Les documents manquent sur le voyage; on sait seulement que Douglas arriva heureusement à Saint-Pétersbourg dans les premiers jours d’octobre 1755 et y fut reçu et traité comme un gentilhomme anglais voyageant pour son plaisir et son instruction. Mais il n’avait encore accompli que la partie la plus aisée de sa mission; il lui restait à pénétrer jusqu’à l’impératrice. La difficulté était grande, car le chevalier Williams, ministre d’Angleterre, connaissant les inclinations personnelles d’Élisabeth, faisait bonne garde et, d’accord avec Bestuchef, avait fait admettre qu’aucun Anglais ne serait reçu à la Cour s’il n’était présenté par lui. Payant d’audace, Douglas s’adressa à lui comme à son protecteur naturel, et en sa qualité de fidèle sujet du roi d’Angleterre demanda au ministre d’être présenté par lui à la tsarine. Toutefois le chevalier Williams se méfia; le voyage de cet Écossais catholique qui, venu en Russie pour s’occuper de minéralogie, tenait si fort à voir l’impératrice, lui parut suspect. Il prévint Bestuchef de faire surveiller ce dangereux compatriote, et Douglas, averti qu’il était menacé du sort de Valcroissant, repassa en toute hâte la frontière. C’était, semblait-il, un nouvel échec; mais moins de cinq mois après, au printemps de 1756, Douglas revenait à Saint-Pétersbourg; bientôt toutes les portes s’ouvraient devant lui, jusqu’à celles de la grande salle d’audience où il remettait solennellement à la tsarine les lettres l’accréditant comme ministre plénipotentiaire, chargé de reprendre les relations diplomatiques. D’Éon était présent; il assistait en qualité de secrétaire d’ambassade le nouveau ministre qu’il secondait dans sa mission officielle.

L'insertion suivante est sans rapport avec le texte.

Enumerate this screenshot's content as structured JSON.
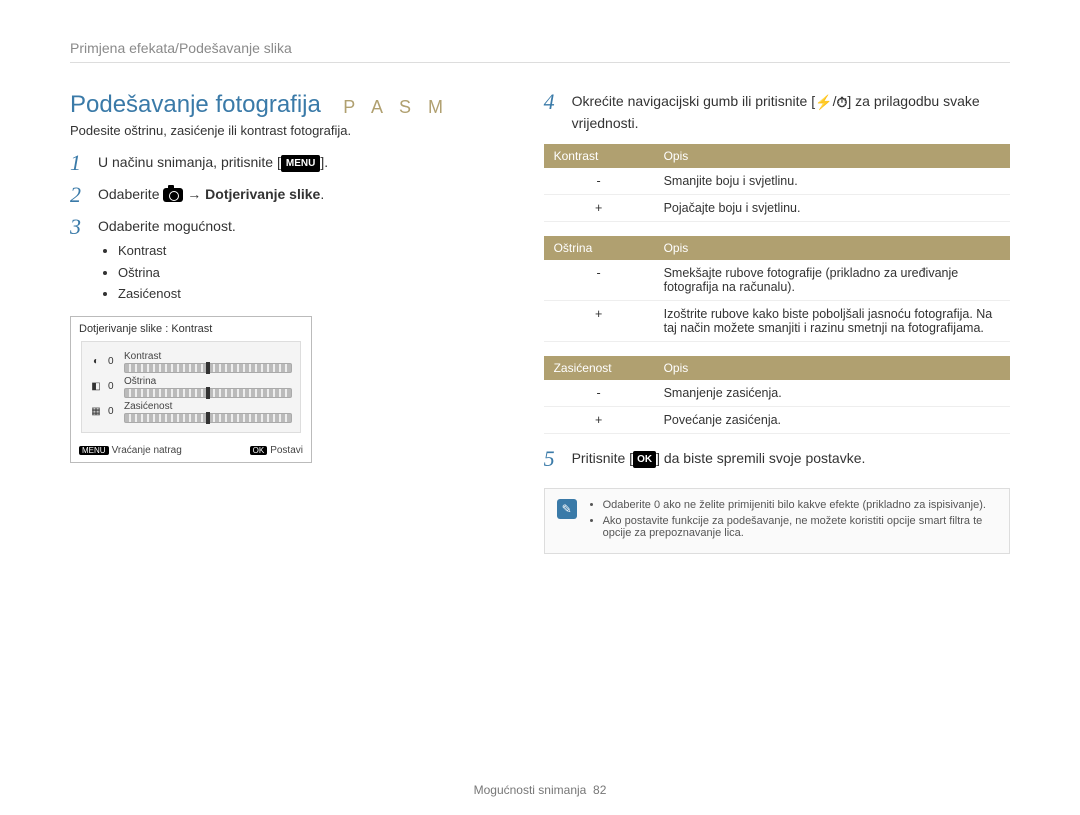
{
  "breadcrumb": "Primjena efekata/Podešavanje slika",
  "title": "Podešavanje fotografija",
  "modes": "P A S M",
  "subtitle": "Podesite oštrinu, zasićenje ili kontrast fotografija.",
  "steps": {
    "s1_a": "U načinu snimanja, pritisnite [",
    "s1_menu": "MENU",
    "s1_b": "].",
    "s2_a": "Odaberite ",
    "s2_arrow": " → ",
    "s2_bold": "Dotjerivanje slike",
    "s2_b": ".",
    "s3": "Odaberite mogućnost.",
    "s3_items": [
      "Kontrast",
      "Oštrina",
      "Zasićenost"
    ],
    "s4_a": "Okrećite navigacijski gumb ili pritisnite [",
    "s4_mid": "/",
    "s4_b": "] za prilagodbu svake vrijednosti.",
    "s5_a": "Pritisnite [",
    "s5_ok": "OK",
    "s5_b": "] da biste spremili svoje postavke."
  },
  "screen": {
    "title": "Dotjerivanje slike : Kontrast",
    "rows": [
      {
        "icon": "◐",
        "val": "0",
        "label": "Kontrast"
      },
      {
        "icon": "◧",
        "val": "0",
        "label": "Oštrina"
      },
      {
        "icon": "▦",
        "val": "0",
        "label": "Zasićenost"
      }
    ],
    "footer_left_pill": "MENU",
    "footer_left": "Vraćanje natrag",
    "footer_right_pill": "OK",
    "footer_right": "Postavi"
  },
  "tables": {
    "kontrast": {
      "head": [
        "Kontrast",
        "Opis"
      ],
      "rows": [
        [
          "-",
          "Smanjite boju i svjetlinu."
        ],
        [
          "+",
          "Pojačajte boju i svjetlinu."
        ]
      ]
    },
    "ostrina": {
      "head": [
        "Oštrina",
        "Opis"
      ],
      "rows": [
        [
          "-",
          "Smekšajte rubove fotografije (prikladno za uređivanje fotografija na računalu)."
        ],
        [
          "+",
          "Izoštrite rubove kako biste poboljšali jasnoću fotografija. Na taj način možete smanjiti i razinu smetnji na fotografijama."
        ]
      ]
    },
    "zasicenost": {
      "head": [
        "Zasićenost",
        "Opis"
      ],
      "rows": [
        [
          "-",
          "Smanjenje zasićenja."
        ],
        [
          "+",
          "Povećanje zasićenja."
        ]
      ]
    }
  },
  "note": [
    "Odaberite 0 ako ne želite primijeniti bilo kakve efekte (prikladno za ispisivanje).",
    "Ako postavite funkcije za podešavanje, ne možete koristiti opcije smart filtra te opcije za prepoznavanje lica."
  ],
  "footer_text": "Mogućnosti snimanja",
  "footer_page": "82"
}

Que s’était-il donc passé durant l’hiver et de qui cet étrange revirement était-il l’œuvre? Comment Douglas, impuissant à Saint-Pétersbourg, avait-il vaincu de Paris? C’est un point où les historiens ne s’entendent pas et où le défaut de documents authentiques, formels et explicites, augmente encore le mystère. La tradition veut que ce succès soit attribué à d’Éon, qui serait arrivé secrètement en Russie en compagnie de Douglas et aurait trouvé le moyen d’y demeurer après la fuite du chevalier. La légende est fertile en détails romanesques sur les moyens inventés par le jeune homme pour tromper la surveillance de Bestuchef et pénétrer jusqu’à l’impératrice.
Tirant avantage de son apparence gracile, de sa figure fine et imberbe, du timbre féminin de sa voix, le petit d’Éon aurait pris le nom, l’habit et les habitudes d’une jeune fille. Le chevalier Douglas aurait ainsi présenté sa nièce, Mlle Lia de Beaumont, au comte Woronzow, vice-chancelier de l’empire et ennemi déclaré du chancelier. Devinant tout l’avantage que pourrait donner à sa politique ce nouvel auxiliaire, Woronzow se serait chargé d’introduire l’aimable et spirituelle jeune fille dans l’entourage même de l’impératrice, de la faire admettre parmi les demoiselles d’honneur. D’Éon n’aurait pas tardé à se concilier les bonnes grâces d’Élisabeth et se serait décidé alors à révéler sa ruse et le secret de son voyage, en remettant à la tsarine les lettres du roi qu’il avait apportées, dissimulées dans la reliure d’un livre de Montesquieu. Le tour romanesque de l’aventure aurait diverti et séduit l’impératrice qui, loin de lui en vouloir, aurait su gré au petit d’Éon de sa hardiesse et de son message, et l’aurait chargé d’aller porter au roi sa réponse, toute favorable à la reprise des relations régulières entre les deux Cours. C’est alors que le chevalier Douglas serait revenu à la tête de la mission officielle dont d’Éon fit partie, sans déguisement cette fois, et avec le titre de secrétaire d’ambassade, ce qui relie la tradition à l’histoire.
Cette légende se retrouve chez la plupart des chroniqueurs du temps, chez des historiens sérieux et jusque dans le récit fort documenté qu’a écrit, il y a cinquante ans, M. Gaillardet pour faire «la vérité sur les mystères de la vie du chevalier d’Éon». Comme toutes les légendes, elle mélange à beaucoup d’erreurs un fond de vérité, et comme la plupart elle s’appuie sur des témoignages et même sur quelques pièces qui lui donnent un air d’authenticité[13].